Depuis plus d’un an et demi, la Croix-Rouge ukrainienne est sur le pont de jour comme de nuit. Au département des premiers secours, le quotidien revêt la forme d’un challenge constant face à l’urgence de sensibiliser le plus grand nombre aux gestes qui sauvent. Rien que l’année dernière, 100 000 citoyens ukrainiens ont été formés. Rencontre avec Nadiya Yamnenko, cheffe du département des premiers secours de la Croix-Rouge ukrainienne, qui nous en dit plus sur les défis auxquels elle est confrontée depuis l’escalade du conflit armé.

En quoi est-ce primordial de former la population ukrainienne aux gestes de premiers secours ?

Il faut comprendre qu’aujourd’hui en Ukraine, personne n’est en sécurité nulle part. La plupart du temps, ce sont les infrastructures civiles qui sont visées par les missiles. En cas d’urgence, il est possible d’appeler une ambulance lorsque l’on se trouve en zone urbaine. En revanche, dans les villages, les routes sont souvent détruites. L’accès aux secours devient alors très compliqué, sans parler du couvre-feu en vigueur dans l’ensemble du pays. A partir de 21h, vous êtes seuls s’il vous arrive quelque chose dans la rue. C’est pourquoi il est si important qu’un maximum de personnes, y compris les enfants, sache maîtriser les gestes de premiers secours et acquérir les bons réflexes.

Nous nous efforçons de donner au plus grand nombre la possibilité d’apprendre les gestes qui sauvent, mais également de parfaire ses connaissances en la matière grâce à notre nouvelle application mobile. Surtout qu’il est possible de l’utiliser hors-ligne, ce qui est très pratique lorsque nous avons des coupures de réseau.

Le conflit armé a-t-il eu des conséquences directes sur vos activités de premiers secours ?

Notre plus grand défi a été d’adapter nos activités. Dès les premiers jours qui ont suivi l’invasion, nous avons commencé à proposer des sessions de formations en ligne ou encore dans des abris anti-aériens. Nous avons également produit beaucoup de contenus vidéos pour le grand public.

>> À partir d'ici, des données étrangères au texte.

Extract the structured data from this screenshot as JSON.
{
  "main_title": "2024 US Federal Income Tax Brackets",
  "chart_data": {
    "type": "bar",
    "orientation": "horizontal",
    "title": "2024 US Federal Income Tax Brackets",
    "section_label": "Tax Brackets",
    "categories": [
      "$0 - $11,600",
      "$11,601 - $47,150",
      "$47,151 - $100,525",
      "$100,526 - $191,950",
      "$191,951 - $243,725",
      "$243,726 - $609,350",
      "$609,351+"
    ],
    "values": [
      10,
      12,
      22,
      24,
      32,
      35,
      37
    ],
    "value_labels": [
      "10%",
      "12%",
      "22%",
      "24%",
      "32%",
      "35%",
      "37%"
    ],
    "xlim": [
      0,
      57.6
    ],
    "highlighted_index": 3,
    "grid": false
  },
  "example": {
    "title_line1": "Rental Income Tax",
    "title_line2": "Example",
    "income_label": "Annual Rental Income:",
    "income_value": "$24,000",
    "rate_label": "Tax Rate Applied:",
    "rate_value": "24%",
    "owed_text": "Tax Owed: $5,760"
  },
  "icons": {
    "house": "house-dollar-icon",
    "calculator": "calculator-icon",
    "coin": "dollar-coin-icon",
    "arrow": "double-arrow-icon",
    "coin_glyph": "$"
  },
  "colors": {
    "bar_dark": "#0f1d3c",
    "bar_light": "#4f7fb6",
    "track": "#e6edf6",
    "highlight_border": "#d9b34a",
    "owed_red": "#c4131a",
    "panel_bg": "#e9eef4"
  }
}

En 2022, nous avons formé 100 000 personnes dans l’ensemble du pays. C’est une grande fierté et une première pour la Croix-Rouge ukrainienne ! Nous poursuivons nos efforts sans relâche malgré les nombreux obstacles auxquels nous faisons face. Certains de nos locaux ont été bombardés, notre matériel endommagé… Une partie de nos formateurs a également choisi de se rendre utile au sein d’autres Sociétés nationales, d’autres sont malheureusement décédés.

Nous disposons aujourd’hui de 500 formateurs en premiers secours et 43 formateurs de formateurs. Nous avons mis en place des formations courtes à destination du grand public, pour apprendre les gestes clés à adopter en cas de traumatismes, d’hémorragies, ou encore d’engelures. Nous développons également de nouveaux modules dans l’optique de rendre nos formations accessibles aux personnes en situation de handicap.

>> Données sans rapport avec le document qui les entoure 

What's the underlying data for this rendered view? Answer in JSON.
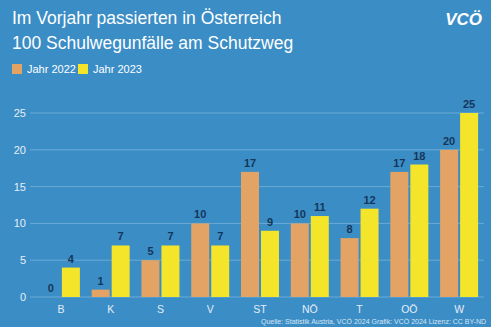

Aussi, nous avons constaté que lorsqu’il faut fuir la guerre, les gens emportent deux choses avec eux : leurs papiers et leurs animaux. Nous avons donc développé des activités de premiers secours pour animaux de compagnie et accueilli deux chiens formateurs au sein de notre équipe. Lorsque l’on est en capacité d’aider nos animaux, on se sent utile.

En juillet dernier, la Croix-Rouge ukrainienne a signé un accord de coopération avec la Croix-Rouge française pour renforcer le développement des premiers secours. Comment se traduit cette collaboration sur le terrain ?

Cet accord est très important car notre collaboration va s’étaler sur trois années. Pour notre département des premiers secours, il s’agit du plus grand soutien jamais reçu (6,5 millions d’euros). Cette coopération va notamment permettre de construire un centre de formation à Kyiv doté d’équipements modernes accessibles à nos publics en situation de handicap. Nous prévoyons également de créer une plateforme de e-learning afin de proposer des formations premiers secours à distance. Et bien sûr, renouveler notre matériel.